Air Berlin used the occasion of its accession into Oneworld this week to showcase its new home airport – or what will become its home 73 days from now. The new Berlin Brandenburg International airport will finally unify the city’s airport system which has been split across three sites for much of the time since the city’s division after World War II. Unification of Berlin’s airports began with the closure of the iconoic Templelhof airport in October 2008. The second and final stage will come with the closure overnight of the existing Tegel and Schonefeld airports and opening of the the new Brandenburg airport, located next to the old Schonefeld site, on 3 June.
The ceremony was the first such event at the new airport and was marked by a double debut, the first Air Berlin aircraft (an A330-200 and 737-800) at the airport and the first in Oneworld colours.
“It is a great honour for us to be hosting this event. It is the first time aircraft are catered on the new apron,” said Berlin Airports chief executive Rainer Schwartz, joking: “It proves that the concrete is dry.” But, noting the airport will be Oneworld’s third busiest in Europe, he believes the airport provides the opportunity for growth. “With their own pier at BER, we are offering airberlin and oneworld partners first-class travel comfort, everything within easy reach and minimum connecting times.”
Air Berlin chief executive Hartmut Mehdorn also stressed the opportunity. “We are going to develop the new airport into a hub,” he said. “We are waiting for the new airport, we are very confident it will be ready on time. We are confident it will give us the chance for the business to grow.”
Other Oneworld carriers could be tempted in.”I think there is going to be a great opportunity here at Berlin,” said American Airlines chief executive Tom Horton. “It’s certainly something American Airlines is looking at.”
The airport is still a construction site, but all appear confident of meeting its new June opening target (this slipped from an original October 2011 target to ensure security facilities complied with new European Union requirements).

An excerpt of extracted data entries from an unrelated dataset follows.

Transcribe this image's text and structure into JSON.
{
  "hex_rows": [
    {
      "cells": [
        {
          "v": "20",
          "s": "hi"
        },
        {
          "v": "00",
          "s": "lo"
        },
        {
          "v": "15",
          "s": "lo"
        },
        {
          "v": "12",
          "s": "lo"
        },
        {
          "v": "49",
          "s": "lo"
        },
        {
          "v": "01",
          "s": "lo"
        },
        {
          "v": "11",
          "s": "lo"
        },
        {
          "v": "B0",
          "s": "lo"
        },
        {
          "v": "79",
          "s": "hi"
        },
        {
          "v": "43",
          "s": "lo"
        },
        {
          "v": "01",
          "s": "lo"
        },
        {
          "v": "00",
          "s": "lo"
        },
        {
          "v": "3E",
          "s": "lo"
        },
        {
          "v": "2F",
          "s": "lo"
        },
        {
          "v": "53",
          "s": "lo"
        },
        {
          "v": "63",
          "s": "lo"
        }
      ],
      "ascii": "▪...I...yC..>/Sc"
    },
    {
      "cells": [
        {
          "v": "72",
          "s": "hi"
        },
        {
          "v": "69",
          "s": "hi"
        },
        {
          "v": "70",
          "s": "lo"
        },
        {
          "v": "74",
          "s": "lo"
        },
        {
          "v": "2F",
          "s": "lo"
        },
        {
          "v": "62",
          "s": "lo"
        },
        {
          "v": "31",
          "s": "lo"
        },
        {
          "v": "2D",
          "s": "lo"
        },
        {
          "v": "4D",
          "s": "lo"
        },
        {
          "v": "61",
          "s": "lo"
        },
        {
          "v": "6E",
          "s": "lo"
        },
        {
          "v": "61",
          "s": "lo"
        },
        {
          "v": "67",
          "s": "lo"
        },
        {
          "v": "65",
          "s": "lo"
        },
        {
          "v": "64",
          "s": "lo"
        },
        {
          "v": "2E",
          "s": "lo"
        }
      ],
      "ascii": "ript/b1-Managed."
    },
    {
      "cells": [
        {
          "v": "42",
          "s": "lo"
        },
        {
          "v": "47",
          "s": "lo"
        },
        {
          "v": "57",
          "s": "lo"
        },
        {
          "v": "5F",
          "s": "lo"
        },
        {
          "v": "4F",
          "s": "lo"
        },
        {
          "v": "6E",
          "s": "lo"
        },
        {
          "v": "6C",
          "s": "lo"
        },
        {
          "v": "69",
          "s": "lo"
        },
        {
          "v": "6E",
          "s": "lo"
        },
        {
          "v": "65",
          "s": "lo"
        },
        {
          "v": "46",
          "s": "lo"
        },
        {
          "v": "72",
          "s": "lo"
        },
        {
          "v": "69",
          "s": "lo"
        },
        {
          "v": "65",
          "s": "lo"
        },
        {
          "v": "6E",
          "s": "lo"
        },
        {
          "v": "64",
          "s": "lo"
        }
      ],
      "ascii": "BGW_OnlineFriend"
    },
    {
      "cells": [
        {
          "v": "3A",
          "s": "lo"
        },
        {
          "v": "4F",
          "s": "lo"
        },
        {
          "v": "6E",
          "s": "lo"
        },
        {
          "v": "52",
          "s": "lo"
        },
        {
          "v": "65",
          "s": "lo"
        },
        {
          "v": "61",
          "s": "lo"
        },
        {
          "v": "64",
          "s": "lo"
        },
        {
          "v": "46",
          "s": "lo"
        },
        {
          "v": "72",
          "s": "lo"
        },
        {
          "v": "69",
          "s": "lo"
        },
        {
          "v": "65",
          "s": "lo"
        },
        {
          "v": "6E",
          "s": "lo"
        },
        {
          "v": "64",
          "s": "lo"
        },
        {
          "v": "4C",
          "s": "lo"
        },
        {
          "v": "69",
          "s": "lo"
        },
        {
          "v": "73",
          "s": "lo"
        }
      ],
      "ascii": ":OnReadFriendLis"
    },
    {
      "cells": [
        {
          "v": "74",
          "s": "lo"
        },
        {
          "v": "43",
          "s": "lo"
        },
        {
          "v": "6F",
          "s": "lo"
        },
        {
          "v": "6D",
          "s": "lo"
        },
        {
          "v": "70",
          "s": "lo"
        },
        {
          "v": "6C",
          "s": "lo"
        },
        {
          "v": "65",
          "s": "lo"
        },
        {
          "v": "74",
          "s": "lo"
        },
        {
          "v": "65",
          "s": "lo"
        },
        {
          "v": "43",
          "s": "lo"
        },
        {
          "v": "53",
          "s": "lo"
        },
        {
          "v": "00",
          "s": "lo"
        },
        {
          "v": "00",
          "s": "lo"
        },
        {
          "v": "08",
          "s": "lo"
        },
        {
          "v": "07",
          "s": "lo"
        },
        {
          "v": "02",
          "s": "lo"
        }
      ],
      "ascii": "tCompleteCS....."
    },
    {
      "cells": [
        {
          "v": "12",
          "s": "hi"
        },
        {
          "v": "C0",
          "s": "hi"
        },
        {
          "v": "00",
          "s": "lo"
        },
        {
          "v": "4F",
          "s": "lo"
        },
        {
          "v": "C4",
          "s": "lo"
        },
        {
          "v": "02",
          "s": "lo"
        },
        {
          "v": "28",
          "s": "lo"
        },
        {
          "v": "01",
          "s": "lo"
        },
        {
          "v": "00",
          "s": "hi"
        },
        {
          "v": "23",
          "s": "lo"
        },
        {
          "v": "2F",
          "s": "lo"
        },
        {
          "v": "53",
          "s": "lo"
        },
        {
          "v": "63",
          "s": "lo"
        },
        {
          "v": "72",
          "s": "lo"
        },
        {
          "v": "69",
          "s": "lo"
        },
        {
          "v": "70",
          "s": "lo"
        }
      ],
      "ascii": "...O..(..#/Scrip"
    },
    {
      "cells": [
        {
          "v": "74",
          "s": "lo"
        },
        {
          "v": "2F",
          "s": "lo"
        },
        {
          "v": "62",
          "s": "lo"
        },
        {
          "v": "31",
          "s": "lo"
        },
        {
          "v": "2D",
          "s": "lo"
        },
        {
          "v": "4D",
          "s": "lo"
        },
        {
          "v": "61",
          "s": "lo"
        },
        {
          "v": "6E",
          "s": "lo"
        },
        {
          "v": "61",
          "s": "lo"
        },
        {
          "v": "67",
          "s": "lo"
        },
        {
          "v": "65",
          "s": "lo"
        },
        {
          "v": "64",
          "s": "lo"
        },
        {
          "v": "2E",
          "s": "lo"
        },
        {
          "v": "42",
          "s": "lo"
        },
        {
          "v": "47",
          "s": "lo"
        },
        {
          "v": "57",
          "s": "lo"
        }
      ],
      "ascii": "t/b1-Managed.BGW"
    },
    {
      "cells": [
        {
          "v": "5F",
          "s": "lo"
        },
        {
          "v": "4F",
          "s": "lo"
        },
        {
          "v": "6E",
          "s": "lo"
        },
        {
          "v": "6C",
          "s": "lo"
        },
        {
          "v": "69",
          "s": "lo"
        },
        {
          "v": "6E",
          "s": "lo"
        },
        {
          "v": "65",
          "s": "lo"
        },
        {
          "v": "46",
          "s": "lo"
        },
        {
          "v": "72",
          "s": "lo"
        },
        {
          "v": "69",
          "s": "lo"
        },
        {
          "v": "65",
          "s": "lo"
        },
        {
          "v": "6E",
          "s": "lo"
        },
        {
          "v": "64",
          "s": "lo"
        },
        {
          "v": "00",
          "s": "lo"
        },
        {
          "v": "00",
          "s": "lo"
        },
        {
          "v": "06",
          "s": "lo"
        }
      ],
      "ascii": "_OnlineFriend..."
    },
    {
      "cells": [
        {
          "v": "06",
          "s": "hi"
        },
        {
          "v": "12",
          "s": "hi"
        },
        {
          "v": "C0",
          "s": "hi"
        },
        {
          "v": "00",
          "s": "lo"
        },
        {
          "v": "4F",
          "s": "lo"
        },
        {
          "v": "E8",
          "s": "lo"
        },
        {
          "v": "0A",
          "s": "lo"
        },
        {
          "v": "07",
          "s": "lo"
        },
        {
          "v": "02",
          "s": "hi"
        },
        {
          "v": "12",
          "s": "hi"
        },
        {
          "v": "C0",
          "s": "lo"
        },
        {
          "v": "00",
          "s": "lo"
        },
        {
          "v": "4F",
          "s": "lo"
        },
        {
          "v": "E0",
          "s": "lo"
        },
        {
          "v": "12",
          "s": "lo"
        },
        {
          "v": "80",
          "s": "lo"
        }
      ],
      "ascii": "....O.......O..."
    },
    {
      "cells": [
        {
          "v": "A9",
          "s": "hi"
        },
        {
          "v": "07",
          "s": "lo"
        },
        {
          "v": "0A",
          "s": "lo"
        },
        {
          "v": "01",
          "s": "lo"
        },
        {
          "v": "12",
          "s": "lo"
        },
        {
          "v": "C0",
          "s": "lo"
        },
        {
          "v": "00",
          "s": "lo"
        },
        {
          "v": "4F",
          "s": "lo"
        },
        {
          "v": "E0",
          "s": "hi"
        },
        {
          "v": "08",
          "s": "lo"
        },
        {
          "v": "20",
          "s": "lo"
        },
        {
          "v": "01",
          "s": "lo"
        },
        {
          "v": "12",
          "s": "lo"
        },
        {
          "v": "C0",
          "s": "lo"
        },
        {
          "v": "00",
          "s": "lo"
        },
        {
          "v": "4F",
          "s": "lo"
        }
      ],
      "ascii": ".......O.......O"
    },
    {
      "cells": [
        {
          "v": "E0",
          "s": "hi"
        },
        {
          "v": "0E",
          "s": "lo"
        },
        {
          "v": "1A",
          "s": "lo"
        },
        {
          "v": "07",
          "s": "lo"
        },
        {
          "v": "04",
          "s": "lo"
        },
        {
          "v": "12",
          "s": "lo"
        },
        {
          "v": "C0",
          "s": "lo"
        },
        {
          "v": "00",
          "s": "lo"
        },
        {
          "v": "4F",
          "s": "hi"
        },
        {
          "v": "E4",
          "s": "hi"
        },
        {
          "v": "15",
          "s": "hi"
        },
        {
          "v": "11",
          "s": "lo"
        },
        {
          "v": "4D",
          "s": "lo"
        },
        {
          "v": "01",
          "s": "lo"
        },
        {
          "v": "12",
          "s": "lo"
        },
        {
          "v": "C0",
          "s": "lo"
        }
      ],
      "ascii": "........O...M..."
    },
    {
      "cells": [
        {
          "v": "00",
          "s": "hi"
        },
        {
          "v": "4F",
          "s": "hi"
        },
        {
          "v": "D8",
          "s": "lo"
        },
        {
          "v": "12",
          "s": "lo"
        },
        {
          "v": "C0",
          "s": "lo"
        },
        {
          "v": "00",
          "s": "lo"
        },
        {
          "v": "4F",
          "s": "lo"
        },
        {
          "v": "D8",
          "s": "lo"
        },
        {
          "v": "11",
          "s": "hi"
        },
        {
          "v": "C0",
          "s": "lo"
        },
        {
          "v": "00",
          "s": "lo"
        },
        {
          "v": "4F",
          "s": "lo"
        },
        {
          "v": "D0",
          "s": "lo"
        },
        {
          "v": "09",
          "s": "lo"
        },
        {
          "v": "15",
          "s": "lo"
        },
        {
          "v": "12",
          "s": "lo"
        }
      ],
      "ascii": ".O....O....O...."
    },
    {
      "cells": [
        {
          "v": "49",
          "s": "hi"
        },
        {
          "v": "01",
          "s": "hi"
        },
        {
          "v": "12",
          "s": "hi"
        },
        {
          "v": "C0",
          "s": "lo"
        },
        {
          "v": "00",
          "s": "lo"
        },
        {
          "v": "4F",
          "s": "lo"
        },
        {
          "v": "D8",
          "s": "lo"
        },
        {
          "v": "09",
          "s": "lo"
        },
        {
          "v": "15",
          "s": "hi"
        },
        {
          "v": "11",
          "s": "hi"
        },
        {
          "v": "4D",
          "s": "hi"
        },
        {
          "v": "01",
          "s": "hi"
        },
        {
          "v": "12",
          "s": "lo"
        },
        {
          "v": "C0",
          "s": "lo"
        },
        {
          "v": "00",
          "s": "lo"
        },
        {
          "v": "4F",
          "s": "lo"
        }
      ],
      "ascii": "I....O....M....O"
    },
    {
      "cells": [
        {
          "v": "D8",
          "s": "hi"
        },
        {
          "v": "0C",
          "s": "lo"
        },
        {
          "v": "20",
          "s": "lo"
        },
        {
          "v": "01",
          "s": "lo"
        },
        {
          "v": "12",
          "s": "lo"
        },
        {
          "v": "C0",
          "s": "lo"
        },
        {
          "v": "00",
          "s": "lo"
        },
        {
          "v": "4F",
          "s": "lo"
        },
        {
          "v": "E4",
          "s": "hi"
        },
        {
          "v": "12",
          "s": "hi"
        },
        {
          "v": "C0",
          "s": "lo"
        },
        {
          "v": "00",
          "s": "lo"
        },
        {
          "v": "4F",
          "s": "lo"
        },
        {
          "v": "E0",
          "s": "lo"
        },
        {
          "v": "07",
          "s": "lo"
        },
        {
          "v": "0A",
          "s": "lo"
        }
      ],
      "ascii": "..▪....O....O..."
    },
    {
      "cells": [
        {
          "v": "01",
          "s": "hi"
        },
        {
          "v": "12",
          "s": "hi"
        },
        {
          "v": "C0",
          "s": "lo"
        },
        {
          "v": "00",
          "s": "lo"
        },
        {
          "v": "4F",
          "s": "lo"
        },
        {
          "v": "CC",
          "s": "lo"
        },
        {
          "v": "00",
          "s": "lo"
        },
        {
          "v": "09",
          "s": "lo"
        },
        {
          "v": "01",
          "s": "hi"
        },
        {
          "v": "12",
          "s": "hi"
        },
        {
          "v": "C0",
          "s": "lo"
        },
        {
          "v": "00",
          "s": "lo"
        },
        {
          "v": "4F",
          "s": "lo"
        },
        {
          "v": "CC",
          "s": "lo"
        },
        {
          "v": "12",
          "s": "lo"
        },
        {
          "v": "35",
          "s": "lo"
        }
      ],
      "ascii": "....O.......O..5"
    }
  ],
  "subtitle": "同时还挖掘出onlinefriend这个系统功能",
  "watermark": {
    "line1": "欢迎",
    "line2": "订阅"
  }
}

The size of the task, closing down two airports and switching to a new one overnight, is enormous. And great effort is going in to ensure there is no repeat of the operational teething problems that have dogged so many airport openings, not least the high-profile baggage problems at the Heathrow T5 home of Air Berlin’s Oneworld partner British Airways. This work includes a fourth-month testing period with an army of volunteers testing the facilities by simulating the check-in process at the airport, before boarding a bus, and going back round to do it all over again.